Demek ki, Müslüman daima tavr-ı leyyin, hâl-i leyyin, kalb-i leyyin, vicdan-ı leyyin, kavl-i leyyin içinde bulunmak mecburiyetindedir ki, gerçek bir irşad insanı olabilsin. Aksi hâlde, yani kendi iç aleminde yumuşamamış, erimemiş, Muhammedî ruh kalıbına dökülmemiş bir insanın her hâli ve tavrı sun’î ve yapmacık olacaktır ki, böyleleri belli bir süre tebessüm etseler de, damarlarına dokunulduğu anda, hemen kendilerini belli eder ve asıl mahiyetlerini ortaya koyarlar. Zaten bir yıldız böceği rasat ehlini ne kadar zaman aldatabilir ki?

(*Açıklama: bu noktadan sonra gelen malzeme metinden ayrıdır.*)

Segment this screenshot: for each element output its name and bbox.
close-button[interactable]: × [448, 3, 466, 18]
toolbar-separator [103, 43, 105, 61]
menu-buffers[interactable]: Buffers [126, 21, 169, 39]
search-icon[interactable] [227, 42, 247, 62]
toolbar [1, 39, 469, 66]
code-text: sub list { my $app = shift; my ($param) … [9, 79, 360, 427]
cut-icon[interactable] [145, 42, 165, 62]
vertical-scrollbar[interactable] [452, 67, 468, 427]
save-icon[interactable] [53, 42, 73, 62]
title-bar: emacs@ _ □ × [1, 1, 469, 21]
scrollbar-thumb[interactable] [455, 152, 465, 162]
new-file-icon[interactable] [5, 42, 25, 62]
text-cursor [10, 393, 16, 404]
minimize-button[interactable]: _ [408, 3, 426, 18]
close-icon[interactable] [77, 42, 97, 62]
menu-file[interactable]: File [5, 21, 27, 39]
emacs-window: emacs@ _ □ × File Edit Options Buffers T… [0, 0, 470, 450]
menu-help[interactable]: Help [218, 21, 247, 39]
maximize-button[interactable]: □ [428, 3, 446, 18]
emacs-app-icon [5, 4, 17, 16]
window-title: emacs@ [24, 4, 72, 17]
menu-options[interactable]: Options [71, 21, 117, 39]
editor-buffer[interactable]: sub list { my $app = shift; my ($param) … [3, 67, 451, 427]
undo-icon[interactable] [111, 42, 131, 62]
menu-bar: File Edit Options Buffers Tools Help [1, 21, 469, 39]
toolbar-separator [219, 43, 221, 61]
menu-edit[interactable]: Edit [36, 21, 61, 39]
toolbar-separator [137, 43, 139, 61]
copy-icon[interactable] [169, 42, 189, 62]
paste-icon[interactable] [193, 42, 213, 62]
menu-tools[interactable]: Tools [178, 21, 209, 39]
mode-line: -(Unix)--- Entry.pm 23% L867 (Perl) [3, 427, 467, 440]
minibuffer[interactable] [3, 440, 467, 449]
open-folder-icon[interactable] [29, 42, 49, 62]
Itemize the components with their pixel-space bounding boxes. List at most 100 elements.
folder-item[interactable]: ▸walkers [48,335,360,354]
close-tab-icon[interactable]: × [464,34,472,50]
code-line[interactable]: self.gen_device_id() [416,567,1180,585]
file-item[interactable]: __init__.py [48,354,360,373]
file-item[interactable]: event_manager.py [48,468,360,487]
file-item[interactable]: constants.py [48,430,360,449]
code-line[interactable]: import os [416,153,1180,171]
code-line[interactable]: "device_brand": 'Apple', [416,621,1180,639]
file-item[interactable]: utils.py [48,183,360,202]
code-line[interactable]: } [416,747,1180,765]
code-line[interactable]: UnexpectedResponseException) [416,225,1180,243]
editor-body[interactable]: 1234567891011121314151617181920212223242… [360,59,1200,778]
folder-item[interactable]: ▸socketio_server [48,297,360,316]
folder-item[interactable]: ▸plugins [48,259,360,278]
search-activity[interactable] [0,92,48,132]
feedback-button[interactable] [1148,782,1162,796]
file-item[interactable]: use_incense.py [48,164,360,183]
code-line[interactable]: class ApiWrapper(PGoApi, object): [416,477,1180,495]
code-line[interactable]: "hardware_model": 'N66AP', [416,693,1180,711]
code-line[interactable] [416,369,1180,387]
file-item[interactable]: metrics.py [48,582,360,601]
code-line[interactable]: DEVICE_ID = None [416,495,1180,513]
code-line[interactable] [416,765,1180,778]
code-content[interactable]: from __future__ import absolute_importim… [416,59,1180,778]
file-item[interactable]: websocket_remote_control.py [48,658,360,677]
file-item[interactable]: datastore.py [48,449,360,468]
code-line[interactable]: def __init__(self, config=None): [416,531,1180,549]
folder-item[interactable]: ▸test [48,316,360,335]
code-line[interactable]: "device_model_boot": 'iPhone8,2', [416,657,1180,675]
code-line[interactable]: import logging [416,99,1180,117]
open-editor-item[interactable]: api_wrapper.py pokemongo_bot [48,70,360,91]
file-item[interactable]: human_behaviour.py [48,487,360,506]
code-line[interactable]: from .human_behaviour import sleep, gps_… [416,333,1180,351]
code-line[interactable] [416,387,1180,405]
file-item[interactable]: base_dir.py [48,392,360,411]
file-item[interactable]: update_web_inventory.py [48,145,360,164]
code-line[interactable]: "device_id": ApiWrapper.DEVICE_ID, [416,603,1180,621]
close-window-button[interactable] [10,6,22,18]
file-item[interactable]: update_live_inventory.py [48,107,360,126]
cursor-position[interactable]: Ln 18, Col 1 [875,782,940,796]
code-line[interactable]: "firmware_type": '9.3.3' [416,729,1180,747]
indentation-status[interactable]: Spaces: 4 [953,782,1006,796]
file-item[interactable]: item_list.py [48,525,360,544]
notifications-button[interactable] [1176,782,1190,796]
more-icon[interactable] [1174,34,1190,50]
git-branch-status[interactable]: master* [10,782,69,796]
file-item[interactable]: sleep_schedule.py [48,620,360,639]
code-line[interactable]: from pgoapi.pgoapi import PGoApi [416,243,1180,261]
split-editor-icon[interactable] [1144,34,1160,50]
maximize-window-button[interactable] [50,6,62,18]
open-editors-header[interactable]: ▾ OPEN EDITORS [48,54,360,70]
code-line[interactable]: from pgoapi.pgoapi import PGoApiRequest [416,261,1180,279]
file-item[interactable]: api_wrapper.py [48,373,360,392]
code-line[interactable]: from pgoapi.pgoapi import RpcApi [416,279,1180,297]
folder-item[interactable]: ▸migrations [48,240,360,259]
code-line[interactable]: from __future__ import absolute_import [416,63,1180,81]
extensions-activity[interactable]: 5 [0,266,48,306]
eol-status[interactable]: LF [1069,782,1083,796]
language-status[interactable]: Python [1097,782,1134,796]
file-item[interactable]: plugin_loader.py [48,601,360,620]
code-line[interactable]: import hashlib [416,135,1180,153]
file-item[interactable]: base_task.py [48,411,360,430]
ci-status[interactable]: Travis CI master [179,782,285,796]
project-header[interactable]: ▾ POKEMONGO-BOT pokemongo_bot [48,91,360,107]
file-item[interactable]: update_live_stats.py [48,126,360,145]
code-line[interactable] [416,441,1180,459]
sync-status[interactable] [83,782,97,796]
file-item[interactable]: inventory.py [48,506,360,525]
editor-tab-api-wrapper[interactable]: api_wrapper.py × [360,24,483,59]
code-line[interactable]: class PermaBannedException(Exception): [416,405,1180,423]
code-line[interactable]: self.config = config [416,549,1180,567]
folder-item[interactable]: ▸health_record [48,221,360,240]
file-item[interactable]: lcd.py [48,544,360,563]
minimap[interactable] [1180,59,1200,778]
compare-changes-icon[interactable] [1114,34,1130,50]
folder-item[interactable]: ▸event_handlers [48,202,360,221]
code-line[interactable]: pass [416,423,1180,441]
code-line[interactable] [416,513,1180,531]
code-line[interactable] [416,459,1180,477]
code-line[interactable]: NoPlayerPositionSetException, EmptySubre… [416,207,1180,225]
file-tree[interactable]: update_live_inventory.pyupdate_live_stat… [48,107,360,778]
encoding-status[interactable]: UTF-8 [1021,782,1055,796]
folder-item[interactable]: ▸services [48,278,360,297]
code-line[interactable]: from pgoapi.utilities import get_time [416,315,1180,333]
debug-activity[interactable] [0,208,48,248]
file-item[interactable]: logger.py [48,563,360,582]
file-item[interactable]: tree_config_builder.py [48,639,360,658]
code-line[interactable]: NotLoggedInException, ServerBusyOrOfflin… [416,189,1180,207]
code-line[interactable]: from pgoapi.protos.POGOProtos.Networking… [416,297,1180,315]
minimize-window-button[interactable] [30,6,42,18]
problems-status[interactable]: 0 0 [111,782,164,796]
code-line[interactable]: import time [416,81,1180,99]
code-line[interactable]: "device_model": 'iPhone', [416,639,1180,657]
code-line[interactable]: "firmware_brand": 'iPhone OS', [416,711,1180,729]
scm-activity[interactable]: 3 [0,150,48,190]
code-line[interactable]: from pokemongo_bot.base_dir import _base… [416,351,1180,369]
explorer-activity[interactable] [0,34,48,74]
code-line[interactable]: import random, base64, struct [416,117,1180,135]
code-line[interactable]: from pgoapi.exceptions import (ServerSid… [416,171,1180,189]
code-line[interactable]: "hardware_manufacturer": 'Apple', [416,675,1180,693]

Bu ölçüler içinde Hz. Mesih’in ahir zamanda yeryüzüne inmesi ve ümmet-i Muhammed’den birine iktida etme meselesini, onun, Muhammedî ruhtaki mevcut adaleti, re’fet ve şefkatiyle ayrı bir buuda çekmesi şeklinde anlamak mümkündür. Yani Muhammedîlikteki hakkaniyet ve itidalin, o işin müsaadesi ölçüsünde götürülebileceği yere götürerek “Dövene elsiz, sövene dilsiz ve gönül kıranlara da gönülsüz olması” şeklinde teslim ve takdim edeceğini anlamak mümkündür.
Bu konuda asrın çilekeşi çok önemli bir örnektir! O hemen her zaman kendisine işkencelerin en acımasızını ve en insafsızını reva gören ehl-i dünyaya karşı bile bir girizgâh bulup iman hakikatleri anlatmaya çalışmış ve kat’iyen onlara darılmamıştır. Ashab-ı Uhdûd bu konuda ne güzel bir misâl teşkil ederler; hendekler kazıp, o hendeklerin içine itekleyenlere, ruhlarının ilhamlarını duyurmak için çırpınıp dururlar.
Evet, bağırıp, çağırmayla, şiddet ve hiddetle hiç kimseye bir şey anlatmak ve hele kabul ettirmek mümkün değildir. Belki belli bir dönemde, yani insanlığın bedevilik döneminde, şiddet kullanma bir metod ve bir yoldu ama, zaman onu neshetti ve hükmünü ortadan kaldırdı. Şimdi “Medenîlere galebe ikna iledir.”2 düsturu hükümfermâ. Günümüzün muhabbet erleri, çerçevesini çizmeye çalıştığımız seviyeyi yakalamalı ve bu konuda her zaman bol bol alıştırma yapmalıdırlar.
Evet, yukarıda belirttiğimiz gibi Hz. Mesih, ahir zamanda, ahiretin en ücra köşesinde bile olsa o önemli misyonu eda etmek için mutlaka nüzûl edecektir. Nüzûl edecektir ama, içinizde şahs-ı mânevînin muhtevî bulunduğu mânâ ve ruha nüzûl edecektir.3 Evet, o, bu mânâya ve bu ruha kalıp olmak için inecektir. Eğer o ruh yoksa, onun ceset olarak gelmesinin de bir mânâsı olmasa gerek. Hâsılı, netice olarak şunun bilinmesi gerekir ki, ahir zamandaki diriliş, hâl-i leyyin, tavr-ı leyyin, kalb-i leyyin ve kavl-i leyyini temsil edebilen sevgi kahramanlarının diriltici soluklarıyla gerçekleşecektir.
1 Tâhâ sûresi, 20/44.
2 Bediüzzaman, Tarihçe-i Hayat s.64 (İlk Hayatı).
3 Bkz.: Bediüzzaman, Mektubat s.58 (On Beşinci Mektup, Dördüncü Sual).